Posted June 4, 200717 yr I was having trouble with my computer. So I called Harold, the computer guy, to come over. Harold clicked a couple of buttons and solved the problem. He gave me a bill for a minimum service call. As he was walking away, I called after him, "So, what was wrong?" He replied, "It was an 'ID ten T' error." I didn't want to appear stupid, but I nonetheless inquired, "An ID ten T Error? What's that, in case I need to fix it again?" Harold grinned. "Haven't you ever heard of an ID ten T error before?" "No," I replied. "Write it down," he said, "and I think you'll figure it out." So I wrote it down. I D 1 0 T I used to like Harold...
June 4, 200717 yr do us a favor http://img341.imageshack.us/img341/2592/pic43850qx5px7.jpg Yeah totally... you must have posted it because you think it's REALLY funny...but it's fucking stupid :/ I agree with Brett..
June 4, 200717 yr as always another great tale told by the master story teller, george orwell. Congratulations.
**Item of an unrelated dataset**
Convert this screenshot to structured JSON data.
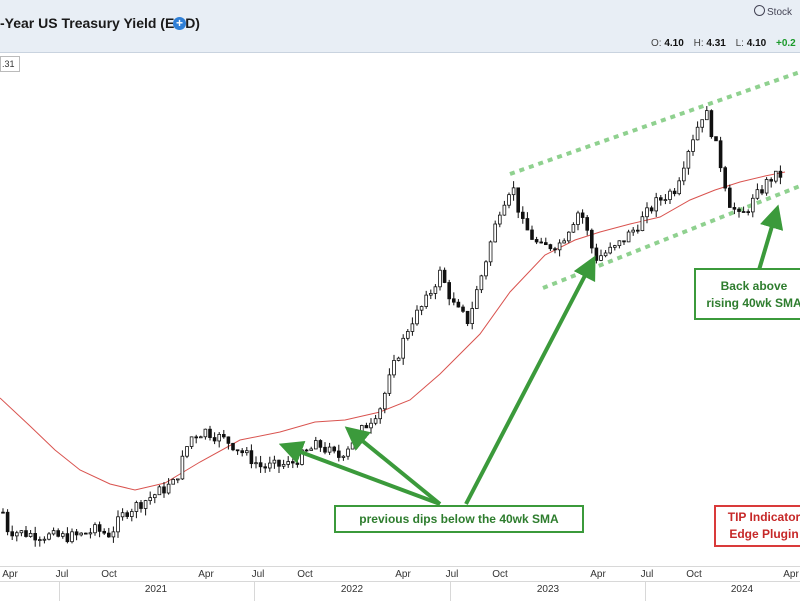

June 5, 200717 yr Author Amazingly Simple Home Remedies 1. If you are choking on an ice cube, simply pour a cup of boiling water down your throat. Presto! The blockage will instantly remove itself. 2. Avoid cutting yourself slicing vegetables by getting someone else to hold while you chop. 3. Avoid arguments with the Mrs. about lifting the toilet seat by using the sink. 4. For high blood pressure sufferers: simply cut yourself and bleed for a few minutes, thus reducing the pressure in your veins. Remember to use a timer. 5. A mouse trap, placed on top of your alarm clock, will prevent you from rolling over and going back to sleep after you hit the snooze button. 6. If you have a bad cough, take a large dose of laxatives -- then you will be afraid to cough. 7. You only need two tools in life: WD-40 and duct tape. If it doesn't move and should, use the WD-40. If it shouldn't move and does, use the duct tape. 8. Remember: Everyone seems normal until you get to know them.